What I wish someone had told me earlier
If I could go back and tell my earlier self one thing, it wouldn’t be “stop spending” or “make a budget.” It would be this: your relationship with money is a reflection of your relationship with yourself.
The credit card debt wasn’t the problem. It was a symptom of not believing I was capable of meeting my own emotional needs without buying something. It was a symptom of not trusting that I could handle discomfort — boredom, loneliness, stress — without numbing it with a transaction. It was, fundamentally, an avoidance strategy. And I’ve learned enough about avoidance to know that it always costs more in the long run than whatever it’s protecting you from.

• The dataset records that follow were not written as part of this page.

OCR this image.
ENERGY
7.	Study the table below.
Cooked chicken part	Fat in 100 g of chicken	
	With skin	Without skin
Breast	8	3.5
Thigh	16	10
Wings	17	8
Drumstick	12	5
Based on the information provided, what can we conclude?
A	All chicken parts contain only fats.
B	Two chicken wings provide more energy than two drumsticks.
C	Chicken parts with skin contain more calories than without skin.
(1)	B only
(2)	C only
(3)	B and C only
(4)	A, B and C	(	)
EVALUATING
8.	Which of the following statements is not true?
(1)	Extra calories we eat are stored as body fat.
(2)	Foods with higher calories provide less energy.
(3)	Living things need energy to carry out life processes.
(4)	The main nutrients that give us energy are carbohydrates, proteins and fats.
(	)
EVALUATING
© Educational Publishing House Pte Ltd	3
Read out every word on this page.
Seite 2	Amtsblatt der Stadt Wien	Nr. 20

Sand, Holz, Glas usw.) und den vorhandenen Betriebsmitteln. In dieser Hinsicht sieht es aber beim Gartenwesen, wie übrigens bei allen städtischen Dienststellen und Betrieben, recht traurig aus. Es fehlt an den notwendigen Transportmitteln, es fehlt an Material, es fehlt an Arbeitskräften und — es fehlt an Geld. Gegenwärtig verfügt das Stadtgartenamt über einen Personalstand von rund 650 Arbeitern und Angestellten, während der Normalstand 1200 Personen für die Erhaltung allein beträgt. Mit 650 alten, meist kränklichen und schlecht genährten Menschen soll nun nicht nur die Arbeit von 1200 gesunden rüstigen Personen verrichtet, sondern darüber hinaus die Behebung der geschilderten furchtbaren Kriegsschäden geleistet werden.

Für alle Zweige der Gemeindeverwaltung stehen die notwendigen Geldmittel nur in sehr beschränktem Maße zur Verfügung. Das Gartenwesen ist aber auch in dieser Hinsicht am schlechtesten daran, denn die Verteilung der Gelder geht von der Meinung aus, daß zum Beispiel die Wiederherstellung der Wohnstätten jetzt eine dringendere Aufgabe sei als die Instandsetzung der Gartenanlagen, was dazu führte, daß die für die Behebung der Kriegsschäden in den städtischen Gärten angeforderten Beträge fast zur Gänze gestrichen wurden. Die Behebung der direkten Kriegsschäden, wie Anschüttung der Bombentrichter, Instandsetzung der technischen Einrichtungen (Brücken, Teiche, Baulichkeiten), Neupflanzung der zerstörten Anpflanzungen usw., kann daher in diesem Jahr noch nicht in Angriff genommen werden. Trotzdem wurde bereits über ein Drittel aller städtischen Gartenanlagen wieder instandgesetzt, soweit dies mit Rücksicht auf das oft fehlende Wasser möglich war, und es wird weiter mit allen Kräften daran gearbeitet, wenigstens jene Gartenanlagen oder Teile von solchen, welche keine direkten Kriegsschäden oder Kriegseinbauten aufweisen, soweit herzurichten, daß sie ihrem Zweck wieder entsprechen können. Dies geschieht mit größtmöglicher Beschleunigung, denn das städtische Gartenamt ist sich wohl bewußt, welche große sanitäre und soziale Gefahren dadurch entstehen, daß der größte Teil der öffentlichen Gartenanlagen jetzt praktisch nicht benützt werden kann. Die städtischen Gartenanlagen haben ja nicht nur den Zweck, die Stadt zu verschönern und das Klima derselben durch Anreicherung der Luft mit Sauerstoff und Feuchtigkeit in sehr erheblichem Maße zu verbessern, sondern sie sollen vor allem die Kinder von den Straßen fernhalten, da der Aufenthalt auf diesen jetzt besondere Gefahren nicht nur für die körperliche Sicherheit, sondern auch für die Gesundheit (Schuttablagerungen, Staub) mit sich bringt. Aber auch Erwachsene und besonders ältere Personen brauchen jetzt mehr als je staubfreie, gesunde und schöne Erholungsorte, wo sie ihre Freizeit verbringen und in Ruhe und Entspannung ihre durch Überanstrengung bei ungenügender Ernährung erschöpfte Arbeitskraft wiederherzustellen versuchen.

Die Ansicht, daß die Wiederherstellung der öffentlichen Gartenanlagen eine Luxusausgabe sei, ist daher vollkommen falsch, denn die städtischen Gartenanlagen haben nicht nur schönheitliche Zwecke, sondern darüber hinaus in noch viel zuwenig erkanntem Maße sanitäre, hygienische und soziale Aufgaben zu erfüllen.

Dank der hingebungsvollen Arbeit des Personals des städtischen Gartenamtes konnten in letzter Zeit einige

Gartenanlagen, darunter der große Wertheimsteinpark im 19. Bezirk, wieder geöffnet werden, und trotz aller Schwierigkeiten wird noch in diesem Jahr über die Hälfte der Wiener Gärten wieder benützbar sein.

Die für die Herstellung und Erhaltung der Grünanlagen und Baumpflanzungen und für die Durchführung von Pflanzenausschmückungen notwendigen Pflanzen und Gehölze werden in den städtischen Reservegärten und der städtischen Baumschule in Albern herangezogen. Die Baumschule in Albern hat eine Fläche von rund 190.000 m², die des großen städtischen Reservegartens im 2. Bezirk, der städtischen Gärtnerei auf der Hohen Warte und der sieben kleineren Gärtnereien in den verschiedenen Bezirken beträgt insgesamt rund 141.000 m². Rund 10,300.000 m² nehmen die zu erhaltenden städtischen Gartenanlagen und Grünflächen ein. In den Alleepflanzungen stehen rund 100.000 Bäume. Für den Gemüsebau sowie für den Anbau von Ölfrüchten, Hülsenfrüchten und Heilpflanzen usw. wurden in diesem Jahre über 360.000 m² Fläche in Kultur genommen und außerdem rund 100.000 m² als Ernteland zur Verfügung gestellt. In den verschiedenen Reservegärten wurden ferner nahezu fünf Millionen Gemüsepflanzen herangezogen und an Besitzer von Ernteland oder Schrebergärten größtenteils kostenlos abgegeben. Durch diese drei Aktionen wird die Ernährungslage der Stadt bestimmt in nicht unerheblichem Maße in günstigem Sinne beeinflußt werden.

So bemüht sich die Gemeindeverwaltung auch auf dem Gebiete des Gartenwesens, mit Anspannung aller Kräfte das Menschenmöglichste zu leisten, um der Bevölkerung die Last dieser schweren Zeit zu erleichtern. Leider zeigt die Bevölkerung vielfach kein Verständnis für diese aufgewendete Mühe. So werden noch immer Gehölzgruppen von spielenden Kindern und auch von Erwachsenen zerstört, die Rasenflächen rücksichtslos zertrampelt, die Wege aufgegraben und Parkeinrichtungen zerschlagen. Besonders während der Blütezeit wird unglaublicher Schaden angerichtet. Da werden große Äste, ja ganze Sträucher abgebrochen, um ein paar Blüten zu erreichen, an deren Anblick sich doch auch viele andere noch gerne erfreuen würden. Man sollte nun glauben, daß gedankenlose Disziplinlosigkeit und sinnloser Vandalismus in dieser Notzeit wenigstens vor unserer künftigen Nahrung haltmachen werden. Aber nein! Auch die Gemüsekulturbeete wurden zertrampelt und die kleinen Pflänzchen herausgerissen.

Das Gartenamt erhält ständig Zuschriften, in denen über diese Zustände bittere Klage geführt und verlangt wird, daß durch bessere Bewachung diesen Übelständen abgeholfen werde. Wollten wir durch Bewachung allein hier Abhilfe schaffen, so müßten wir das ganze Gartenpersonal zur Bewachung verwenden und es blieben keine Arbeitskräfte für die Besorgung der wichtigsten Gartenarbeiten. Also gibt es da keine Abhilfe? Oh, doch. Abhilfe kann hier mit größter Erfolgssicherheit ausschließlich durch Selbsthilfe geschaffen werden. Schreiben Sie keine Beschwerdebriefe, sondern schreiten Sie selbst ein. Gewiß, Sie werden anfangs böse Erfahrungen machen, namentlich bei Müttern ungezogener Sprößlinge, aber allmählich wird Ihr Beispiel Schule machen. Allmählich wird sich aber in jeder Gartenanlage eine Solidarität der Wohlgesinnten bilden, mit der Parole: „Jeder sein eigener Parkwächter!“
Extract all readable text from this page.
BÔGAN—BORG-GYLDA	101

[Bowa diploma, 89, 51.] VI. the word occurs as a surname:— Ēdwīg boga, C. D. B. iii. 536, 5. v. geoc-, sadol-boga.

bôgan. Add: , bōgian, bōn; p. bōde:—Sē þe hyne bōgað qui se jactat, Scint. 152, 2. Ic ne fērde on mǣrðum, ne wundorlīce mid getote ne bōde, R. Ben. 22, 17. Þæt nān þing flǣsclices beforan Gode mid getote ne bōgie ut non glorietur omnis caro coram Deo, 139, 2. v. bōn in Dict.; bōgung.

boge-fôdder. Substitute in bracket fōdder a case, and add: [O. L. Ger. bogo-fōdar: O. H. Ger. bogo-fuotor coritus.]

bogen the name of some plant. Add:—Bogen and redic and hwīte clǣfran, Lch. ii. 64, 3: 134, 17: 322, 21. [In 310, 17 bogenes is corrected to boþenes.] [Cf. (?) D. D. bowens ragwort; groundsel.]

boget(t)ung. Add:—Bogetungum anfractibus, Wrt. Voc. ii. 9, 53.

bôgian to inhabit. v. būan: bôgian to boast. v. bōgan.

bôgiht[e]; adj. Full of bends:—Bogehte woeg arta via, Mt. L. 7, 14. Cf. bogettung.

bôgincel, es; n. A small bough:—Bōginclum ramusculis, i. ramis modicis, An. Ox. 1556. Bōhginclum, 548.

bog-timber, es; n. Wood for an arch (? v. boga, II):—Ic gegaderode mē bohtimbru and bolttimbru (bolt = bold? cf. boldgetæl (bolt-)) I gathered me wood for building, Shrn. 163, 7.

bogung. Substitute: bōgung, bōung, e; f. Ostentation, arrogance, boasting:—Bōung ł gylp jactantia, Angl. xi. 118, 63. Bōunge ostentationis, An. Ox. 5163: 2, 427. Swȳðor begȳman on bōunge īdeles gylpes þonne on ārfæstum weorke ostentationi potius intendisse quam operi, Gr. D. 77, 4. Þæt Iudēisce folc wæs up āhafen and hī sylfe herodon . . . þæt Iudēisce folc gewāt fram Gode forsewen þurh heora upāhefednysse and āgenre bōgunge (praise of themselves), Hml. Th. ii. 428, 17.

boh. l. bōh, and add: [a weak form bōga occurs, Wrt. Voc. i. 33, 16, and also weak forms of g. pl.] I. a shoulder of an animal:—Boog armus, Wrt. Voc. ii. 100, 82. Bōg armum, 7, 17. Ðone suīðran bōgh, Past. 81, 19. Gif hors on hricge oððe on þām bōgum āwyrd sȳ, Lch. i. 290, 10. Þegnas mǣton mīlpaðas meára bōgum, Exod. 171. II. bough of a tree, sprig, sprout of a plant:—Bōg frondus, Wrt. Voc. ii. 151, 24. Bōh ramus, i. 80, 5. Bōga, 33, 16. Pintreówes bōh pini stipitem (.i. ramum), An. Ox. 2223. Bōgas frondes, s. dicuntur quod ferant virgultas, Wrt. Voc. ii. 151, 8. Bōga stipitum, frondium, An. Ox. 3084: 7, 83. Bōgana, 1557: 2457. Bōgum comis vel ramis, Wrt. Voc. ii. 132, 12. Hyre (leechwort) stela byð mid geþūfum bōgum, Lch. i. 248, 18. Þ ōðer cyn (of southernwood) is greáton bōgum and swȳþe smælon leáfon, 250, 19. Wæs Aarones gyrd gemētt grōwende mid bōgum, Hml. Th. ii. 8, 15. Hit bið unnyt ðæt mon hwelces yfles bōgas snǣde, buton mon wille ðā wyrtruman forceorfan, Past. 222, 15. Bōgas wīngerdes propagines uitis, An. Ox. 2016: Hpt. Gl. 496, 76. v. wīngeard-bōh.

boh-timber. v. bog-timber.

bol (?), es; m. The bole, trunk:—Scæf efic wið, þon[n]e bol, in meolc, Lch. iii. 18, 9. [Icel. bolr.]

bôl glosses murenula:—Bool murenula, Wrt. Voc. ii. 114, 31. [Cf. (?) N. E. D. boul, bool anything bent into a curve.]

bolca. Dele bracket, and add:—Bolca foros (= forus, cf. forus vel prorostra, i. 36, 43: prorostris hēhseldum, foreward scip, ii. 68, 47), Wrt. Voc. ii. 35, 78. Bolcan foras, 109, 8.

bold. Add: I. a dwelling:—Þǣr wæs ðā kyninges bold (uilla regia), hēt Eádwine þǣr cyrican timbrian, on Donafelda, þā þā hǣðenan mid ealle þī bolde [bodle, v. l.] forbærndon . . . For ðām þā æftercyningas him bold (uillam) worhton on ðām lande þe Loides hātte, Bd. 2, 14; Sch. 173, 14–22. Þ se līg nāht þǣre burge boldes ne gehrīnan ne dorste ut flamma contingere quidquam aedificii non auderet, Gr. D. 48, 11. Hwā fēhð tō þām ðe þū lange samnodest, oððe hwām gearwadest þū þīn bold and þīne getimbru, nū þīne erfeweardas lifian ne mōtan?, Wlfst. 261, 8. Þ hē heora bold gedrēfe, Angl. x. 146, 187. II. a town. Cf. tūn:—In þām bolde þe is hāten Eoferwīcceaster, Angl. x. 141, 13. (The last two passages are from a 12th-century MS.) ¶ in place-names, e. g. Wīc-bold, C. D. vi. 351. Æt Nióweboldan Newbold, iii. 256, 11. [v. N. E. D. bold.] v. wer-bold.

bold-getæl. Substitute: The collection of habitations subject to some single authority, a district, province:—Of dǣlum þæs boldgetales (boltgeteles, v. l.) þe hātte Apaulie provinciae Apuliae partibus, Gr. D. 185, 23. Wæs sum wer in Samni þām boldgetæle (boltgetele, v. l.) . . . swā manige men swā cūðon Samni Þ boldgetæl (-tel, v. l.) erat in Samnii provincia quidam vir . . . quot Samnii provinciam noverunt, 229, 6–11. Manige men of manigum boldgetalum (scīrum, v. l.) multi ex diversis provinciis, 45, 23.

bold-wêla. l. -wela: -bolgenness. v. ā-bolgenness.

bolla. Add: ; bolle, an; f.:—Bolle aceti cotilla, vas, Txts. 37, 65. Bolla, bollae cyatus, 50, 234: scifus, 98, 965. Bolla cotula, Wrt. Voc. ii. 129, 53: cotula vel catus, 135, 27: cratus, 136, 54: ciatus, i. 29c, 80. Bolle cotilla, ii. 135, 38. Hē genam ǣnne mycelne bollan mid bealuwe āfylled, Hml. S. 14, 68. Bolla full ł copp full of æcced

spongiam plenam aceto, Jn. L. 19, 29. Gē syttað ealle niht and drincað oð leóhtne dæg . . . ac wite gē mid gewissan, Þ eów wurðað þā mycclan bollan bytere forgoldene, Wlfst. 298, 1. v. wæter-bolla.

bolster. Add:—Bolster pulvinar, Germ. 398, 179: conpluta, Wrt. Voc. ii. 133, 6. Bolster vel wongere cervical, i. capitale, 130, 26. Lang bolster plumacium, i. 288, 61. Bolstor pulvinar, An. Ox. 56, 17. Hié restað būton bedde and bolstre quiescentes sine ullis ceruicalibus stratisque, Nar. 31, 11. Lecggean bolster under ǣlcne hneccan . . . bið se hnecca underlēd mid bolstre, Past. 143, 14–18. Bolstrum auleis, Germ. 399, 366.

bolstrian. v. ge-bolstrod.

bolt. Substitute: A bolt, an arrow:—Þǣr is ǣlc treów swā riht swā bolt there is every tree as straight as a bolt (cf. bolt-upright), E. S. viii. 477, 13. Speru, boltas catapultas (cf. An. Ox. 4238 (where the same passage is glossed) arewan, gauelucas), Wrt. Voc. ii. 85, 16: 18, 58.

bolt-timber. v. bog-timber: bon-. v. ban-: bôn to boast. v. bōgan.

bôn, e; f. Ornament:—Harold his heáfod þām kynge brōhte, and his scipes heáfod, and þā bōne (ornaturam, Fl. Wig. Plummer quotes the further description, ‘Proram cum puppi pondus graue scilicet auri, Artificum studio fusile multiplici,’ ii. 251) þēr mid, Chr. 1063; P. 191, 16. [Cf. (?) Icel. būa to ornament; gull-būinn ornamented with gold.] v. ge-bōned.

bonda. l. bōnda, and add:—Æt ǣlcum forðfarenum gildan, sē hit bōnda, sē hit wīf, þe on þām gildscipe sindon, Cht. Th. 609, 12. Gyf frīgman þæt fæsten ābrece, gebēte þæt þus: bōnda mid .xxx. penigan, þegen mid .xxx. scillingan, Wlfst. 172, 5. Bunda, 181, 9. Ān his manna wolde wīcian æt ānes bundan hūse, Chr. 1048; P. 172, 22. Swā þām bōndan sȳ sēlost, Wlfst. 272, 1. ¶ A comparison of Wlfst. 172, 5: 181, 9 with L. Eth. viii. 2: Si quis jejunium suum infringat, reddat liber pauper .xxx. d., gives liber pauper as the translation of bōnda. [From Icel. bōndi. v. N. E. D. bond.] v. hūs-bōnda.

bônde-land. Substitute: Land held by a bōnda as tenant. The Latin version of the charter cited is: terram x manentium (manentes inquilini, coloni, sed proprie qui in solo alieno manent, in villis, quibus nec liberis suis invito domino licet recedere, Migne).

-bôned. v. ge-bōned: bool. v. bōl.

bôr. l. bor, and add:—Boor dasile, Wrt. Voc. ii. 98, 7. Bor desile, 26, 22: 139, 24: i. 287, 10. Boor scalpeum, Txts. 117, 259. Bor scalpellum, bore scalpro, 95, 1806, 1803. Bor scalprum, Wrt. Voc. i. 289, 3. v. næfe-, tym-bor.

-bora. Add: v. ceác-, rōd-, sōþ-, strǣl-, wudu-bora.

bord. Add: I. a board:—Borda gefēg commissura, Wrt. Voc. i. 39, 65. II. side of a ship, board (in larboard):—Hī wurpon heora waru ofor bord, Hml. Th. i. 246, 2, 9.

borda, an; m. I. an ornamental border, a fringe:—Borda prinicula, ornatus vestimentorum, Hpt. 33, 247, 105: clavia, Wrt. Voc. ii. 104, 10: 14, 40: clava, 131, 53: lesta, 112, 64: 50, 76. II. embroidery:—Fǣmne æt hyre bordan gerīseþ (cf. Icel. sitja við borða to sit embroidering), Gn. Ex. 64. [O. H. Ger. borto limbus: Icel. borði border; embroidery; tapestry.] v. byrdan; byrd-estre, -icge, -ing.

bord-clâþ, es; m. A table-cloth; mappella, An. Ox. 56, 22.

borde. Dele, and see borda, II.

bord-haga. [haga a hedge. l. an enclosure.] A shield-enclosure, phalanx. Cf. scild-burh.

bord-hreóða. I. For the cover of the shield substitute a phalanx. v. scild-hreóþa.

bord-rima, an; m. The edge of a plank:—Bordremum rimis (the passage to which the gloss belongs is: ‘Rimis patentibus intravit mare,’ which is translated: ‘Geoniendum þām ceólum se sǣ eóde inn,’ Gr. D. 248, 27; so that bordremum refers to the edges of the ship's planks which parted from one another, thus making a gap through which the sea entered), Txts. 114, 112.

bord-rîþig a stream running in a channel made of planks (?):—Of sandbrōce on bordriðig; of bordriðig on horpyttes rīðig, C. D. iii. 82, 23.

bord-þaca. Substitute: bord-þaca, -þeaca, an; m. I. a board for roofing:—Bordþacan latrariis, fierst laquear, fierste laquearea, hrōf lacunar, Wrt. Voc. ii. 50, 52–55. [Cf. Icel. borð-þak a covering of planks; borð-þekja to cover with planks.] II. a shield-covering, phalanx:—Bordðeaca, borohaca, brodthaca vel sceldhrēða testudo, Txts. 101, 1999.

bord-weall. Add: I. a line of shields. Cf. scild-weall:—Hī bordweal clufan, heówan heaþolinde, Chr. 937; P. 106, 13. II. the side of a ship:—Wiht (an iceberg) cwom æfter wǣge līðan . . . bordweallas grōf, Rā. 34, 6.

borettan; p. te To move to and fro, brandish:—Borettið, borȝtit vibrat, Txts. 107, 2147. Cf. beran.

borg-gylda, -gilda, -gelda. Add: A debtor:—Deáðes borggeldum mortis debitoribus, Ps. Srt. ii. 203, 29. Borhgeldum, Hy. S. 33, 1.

A few things that genuinely helped
I’m not a financial advisor, and I’m not going to pretend I have it all figured out. But a few shifts made an enormous difference for me:
- The 48-hour rule. For any non-essential purchase over £30, I wait 48 hours. If I still want it — and can articulate why — I buy it. Roughly 70% of the time, the urge evaporates.
- Tracking feelings, not just spending. Traditional budgeting never worked for me because it addressed the behaviour but not the cause. Tracking my emotional state before purchases was the missing piece.
- Talking about it honestly. That conversation with Sarah only happened because she was open about her own financial approach. The shame around debt keeps us silent, and silence keeps us stuck.
- Replacing, not just removing. Taking away the spending habit without offering my brain an alternative coping mechanism would have been miserable and unsustainable. Yoga, journaling, even just going for a walk — these became my new first responses to stress.
The conversation that changed everything
Sarah didn’t lecture me. She didn’t judge me. She simply described her own approach to money with a clarity that made me realise I’d never once examined mine. I’d been operating on autopilot — swipe, sign, stress, repeat — without ever stopping to ask why.
Sometimes the most transformative moments aren’t dramatic revelations. They’re quiet observations from someone who cares about you, offered without agenda, that land exactly where they need to. Sarah gave me five words — “borrowing from your future self” — and those five words dismantled years of financial avoidance.
I still think about that phrase every time I’m tempted to reach for a credit card. And more often than not, I put it back. Not because I’m punishing myself, but because I’ve finally started trusting that I’m worth more than a quick fix. My grandfather would have appreciated that. He always said the best things in life are the ones you don’t have to pay interest on.